Configuration
Weiser uses YAML configuration files to define data quality checks, datasources, and connections. This page provides a comprehensive guide to configuring your Weiser setup.
Configuration Structure
version: 1
datasources:
- name: default
type: postgresql
host: localhost
port: 5432
db_name: mydb
user: postgres
password: secret
connections:
- name: metricstore
type: metricstore
db_type: duckdb
db_name: metricstore.db
checks:
- name: orders_row_count
dataset: orders
type: row_count
condition: gt
threshold: 0
includes:
- path/to/additional/config.yaml
Environment Variables (Recommended)
Your configuration can use environment variables for sensitive information, weiser will read your .env file and replace the variables in the configuration.
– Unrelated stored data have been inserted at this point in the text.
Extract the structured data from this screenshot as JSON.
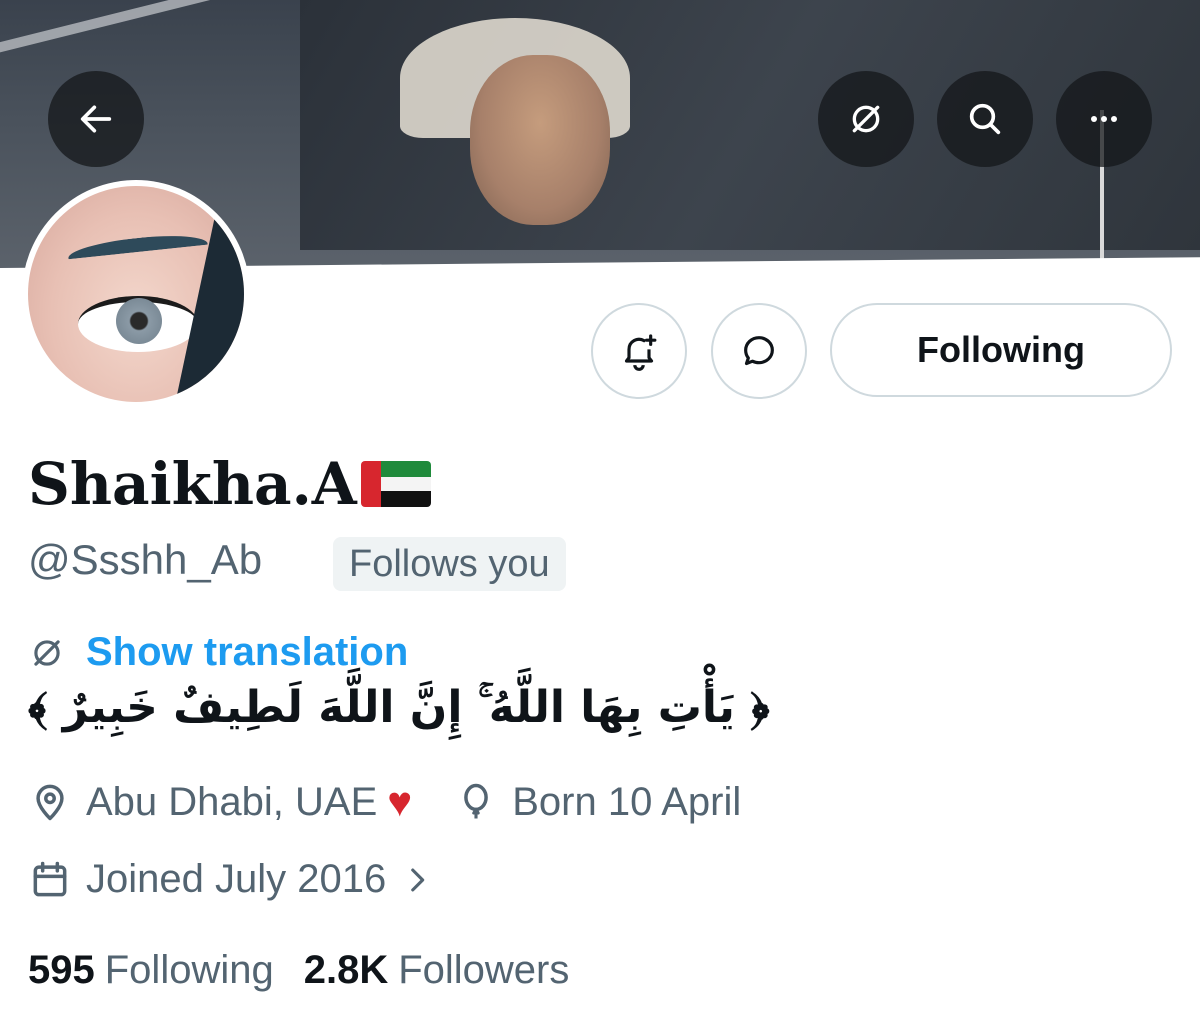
{
  "header": {
    "back_icon": "arrow-left-icon",
    "translate_icon": "translate-icon",
    "search_icon": "search-icon",
    "more_icon": "more-dots-icon"
  },
  "actions": {
    "notify_icon": "bell-plus-icon",
    "message_icon": "message-bubble-icon",
    "follow_label": "Following"
  },
  "profile": {
    "display_name": "Shaikha.A",
    "flag": "UAE flag",
    "handle": "@Ssshh_Ab",
    "follows_you": "Follows you",
    "show_translation": "Show translation",
    "bio": "﴿ يَأْتِ بِهَا اللَّهُ ۚ إِنَّ اللَّهَ لَطِيفٌ خَبِيرٌ ﴾",
    "location": "Abu Dhabi, UAE",
    "location_emoji": "♥",
    "birthday": "Born 10 April",
    "joined": "Joined July 2016"
  },
  "stats": {
    "following_count": "595",
    "following_label": "Following",
    "followers_count": "2.8K",
    "followers_label": "Followers"
  },
  "colors": {
    "accent": "#1d9bf0",
    "muted_text": "#536471",
    "primary_text": "#0f1419",
    "border": "#cfd9de"
  }
}
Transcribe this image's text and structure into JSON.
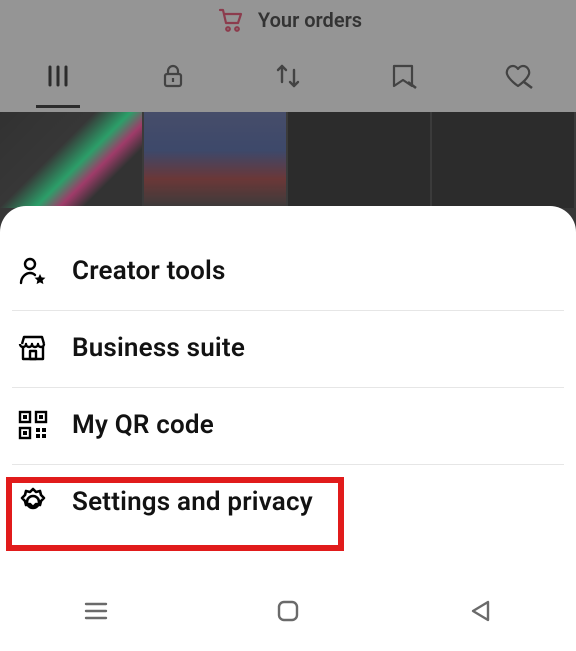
{
  "header": {
    "orders_label": "Your orders"
  },
  "menu": {
    "items": [
      {
        "id": "creator-tools",
        "label": "Creator tools"
      },
      {
        "id": "business-suite",
        "label": "Business suite"
      },
      {
        "id": "qr-code",
        "label": "My QR code"
      },
      {
        "id": "settings-privacy",
        "label": "Settings and privacy"
      }
    ]
  },
  "highlight": {
    "target": "settings-privacy"
  },
  "colors": {
    "highlight": "#e11b1b",
    "cart": "#d6244a"
  }
}
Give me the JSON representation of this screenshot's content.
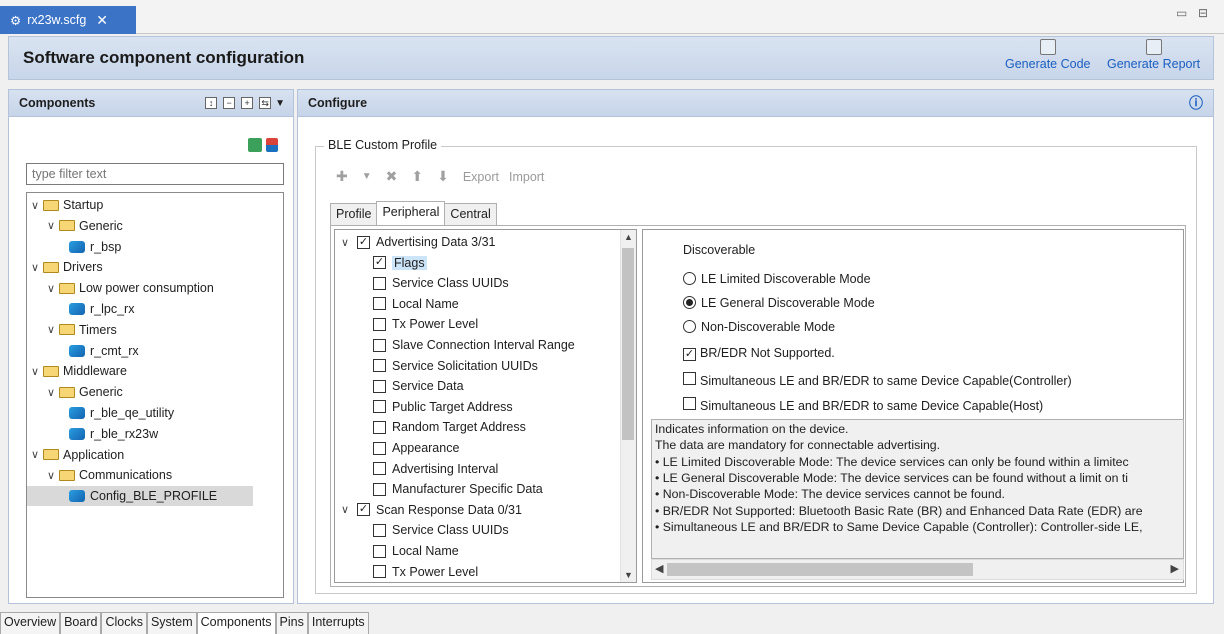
{
  "editor_tab": {
    "label": "rx23w.scfg",
    "close": "✕"
  },
  "window": {
    "minimize": "▭",
    "maximize": "⊟"
  },
  "header": {
    "title": "Software component configuration",
    "generate_code": "Generate Code",
    "generate_report": "Generate Report"
  },
  "components": {
    "title": "Components",
    "filter_placeholder": "type filter text",
    "tree": [
      {
        "label": "Startup",
        "level": 0,
        "type": "folder"
      },
      {
        "label": "Generic",
        "level": 1,
        "type": "folder"
      },
      {
        "label": "r_bsp",
        "level": 2,
        "type": "component"
      },
      {
        "label": "Drivers",
        "level": 0,
        "type": "folder"
      },
      {
        "label": "Low power consumption",
        "level": 1,
        "type": "folder"
      },
      {
        "label": "r_lpc_rx",
        "level": 2,
        "type": "component"
      },
      {
        "label": "Timers",
        "level": 1,
        "type": "folder"
      },
      {
        "label": "r_cmt_rx",
        "level": 2,
        "type": "component"
      },
      {
        "label": "Middleware",
        "level": 0,
        "type": "folder"
      },
      {
        "label": "Generic",
        "level": 1,
        "type": "folder"
      },
      {
        "label": "r_ble_qe_utility",
        "level": 2,
        "type": "component"
      },
      {
        "label": "r_ble_rx23w",
        "level": 2,
        "type": "component"
      },
      {
        "label": "Application",
        "level": 0,
        "type": "folder"
      },
      {
        "label": "Communications",
        "level": 1,
        "type": "folder"
      },
      {
        "label": "Config_BLE_PROFILE",
        "level": 2,
        "type": "component",
        "selected": true
      }
    ]
  },
  "configure": {
    "title": "Configure",
    "info_icon": "ⓘ",
    "group_title": "BLE Custom Profile",
    "toolbar": {
      "export": "Export",
      "import": "Import"
    },
    "tabs": [
      "Profile",
      "Peripheral",
      "Central"
    ],
    "active_tab": "Peripheral",
    "list": [
      {
        "label": "Advertising Data 3/31",
        "level": 0,
        "checked": true,
        "expandable": true
      },
      {
        "label": "Flags",
        "level": 1,
        "checked": true,
        "selected": true
      },
      {
        "label": "Service Class UUIDs",
        "level": 1,
        "checked": false
      },
      {
        "label": "Local Name",
        "level": 1,
        "checked": false
      },
      {
        "label": "Tx Power Level",
        "level": 1,
        "checked": false
      },
      {
        "label": "Slave Connection Interval Range",
        "level": 1,
        "checked": false
      },
      {
        "label": "Service Solicitation UUIDs",
        "level": 1,
        "checked": false
      },
      {
        "label": "Service Data",
        "level": 1,
        "checked": false
      },
      {
        "label": "Public Target Address",
        "level": 1,
        "checked": false
      },
      {
        "label": "Random Target Address",
        "level": 1,
        "checked": false
      },
      {
        "label": "Appearance",
        "level": 1,
        "checked": false
      },
      {
        "label": "Advertising Interval",
        "level": 1,
        "checked": false
      },
      {
        "label": "Manufacturer Specific Data",
        "level": 1,
        "checked": false
      },
      {
        "label": "Scan Response Data 0/31",
        "level": 0,
        "checked": true,
        "expandable": true
      },
      {
        "label": "Service Class UUIDs",
        "level": 1,
        "checked": false
      },
      {
        "label": "Local Name",
        "level": 1,
        "checked": false
      },
      {
        "label": "Tx Power Level",
        "level": 1,
        "checked": false
      }
    ],
    "discoverable": {
      "label": "Discoverable",
      "options": [
        "LE Limited Discoverable Mode",
        "LE General Discoverable Mode",
        "Non-Discoverable Mode"
      ],
      "selected": "LE General Discoverable Mode"
    },
    "checks": [
      {
        "label": "BR/EDR Not Supported.",
        "checked": true
      },
      {
        "label": "Simultaneous LE and BR/EDR to same Device Capable(Controller)",
        "checked": false
      },
      {
        "label": "Simultaneous LE and BR/EDR to same Device Capable(Host)",
        "checked": false
      }
    ],
    "description": [
      "Indicates information on the device.",
      "The data are mandatory for connectable advertising.",
      "• LE Limited Discoverable Mode: The device services can only be found within a limitec",
      "• LE General Discoverable Mode: The device services can be found without a limit on ti",
      "• Non-Discoverable Mode: The device services cannot be found.",
      "• BR/EDR Not Supported: Bluetooth Basic Rate (BR) and Enhanced Data Rate (EDR) are",
      "• Simultaneous LE and BR/EDR to Same Device Capable (Controller): Controller-side LE,"
    ]
  },
  "bottom_tabs": [
    "Overview",
    "Board",
    "Clocks",
    "System",
    "Components",
    "Pins",
    "Interrupts"
  ],
  "active_bottom_tab": "Components"
}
Environment variables already defined in your system can also be used. They are available in the configuration as {{VARIABLE_NAME}}
.
Datasources
Configure connections to your data sources:
PostgreSQL
datasources:
- name: postgres_prod
type: postgresql
host: prod-db.company.com
port: 5432
db_name: production
user: weiser_user
password: mysecretpassword
MySQL
datasources:
- name: mysql_analytics
type: mysql
host: mysql.example.com
port: 3306
db_name: analytics
user: analytics_user
password: {{MYSQL_PASSWORD}}
Cube.js
datasources:
- name: cube_api
type: cube
uri: http://localhost:4000/cubejs-api/v1
Connection URI
datasources:
- name: warehouse
type: postgresql
uri: postgresql://user:pass@host:5432/database
Metric Store Connections
Configure where check results are stored:
DuckDB (Default)
connections:
- name: metricstore
type: metricstore
db_type: duckdb
db_name: metricstore.db
PostgreSQL Metric Store
connections:
- name: metricstore
type: metricstore
db_type: postgresql
host: metrics-db.company.com
port: 5432
db_name: metrics
user: metrics_user
password: {{METRICS_PASSWORD}}
S3 Storage (DuckDB with S3)
connections:
- name: metricstore
type: metricstore
db_type: duckdb
s3_access_key: {{S3_ACCESS_KEY}}
s3_secret_access_key: {{S3_SECRET_KEY}}
s3_endpoint: s3.amazonaws.com
s3_bucket: weiser-metrics
s3_region: us-east-1
Check Configuration
Basic Check Structure
checks:
- name: unique_check_name
dataset: table_name_or_sql
type: check_type
condition: comparison_operator
threshold: value_or_range
# Optional parameters
measure: column_or_expression
dimensions: [column1, column2]
filter: where_clause
time_dimension:
name: date_column
granularity: day
Required Parameters
Parameter | Description | Example |
---|---|---|
name | Unique identifier | orders_row_count |
dataset | Table or SQL query | orders |
type | Check type | row_count |
condition | Comparison operator | gt |
threshold | Expected value | 1000 |
Optional Parameters
Parameter | Description | Example |
---|---|---|
datasource | Datasource name | postgres_prod |
measure | Column/expression | order_amount |
dimensions | Group by columns | [region, status] |
filter | WHERE clause | status = 'active' |
description | Check description | Validates order count |
fail | Allow check failures | false |
Conditions
Condition | Description | Example |
---|---|---|
gt | Greater than | actual > threshold |
ge | Greater than or equal | actual >= threshold |
lt | Less than | actual < threshold |
le | Less than or equal | actual <= threshold |
eq | Equal to | actual == threshold |
neq | Not equal to | actual != threshold |
between | Between range | threshold[0] <= actual <= threshold[1] |
Threshold Types
Single Value
threshold: 1000
Range (for between condition)
condition: between
threshold: [100, 500]
Decimal Values
threshold: 0.05 # 5% for percentage checks
Dimensions
Group checks by specific columns:
# Single dimension
dimensions: [region]
# Multiple dimensions
dimensions: [region, product_category, quarter]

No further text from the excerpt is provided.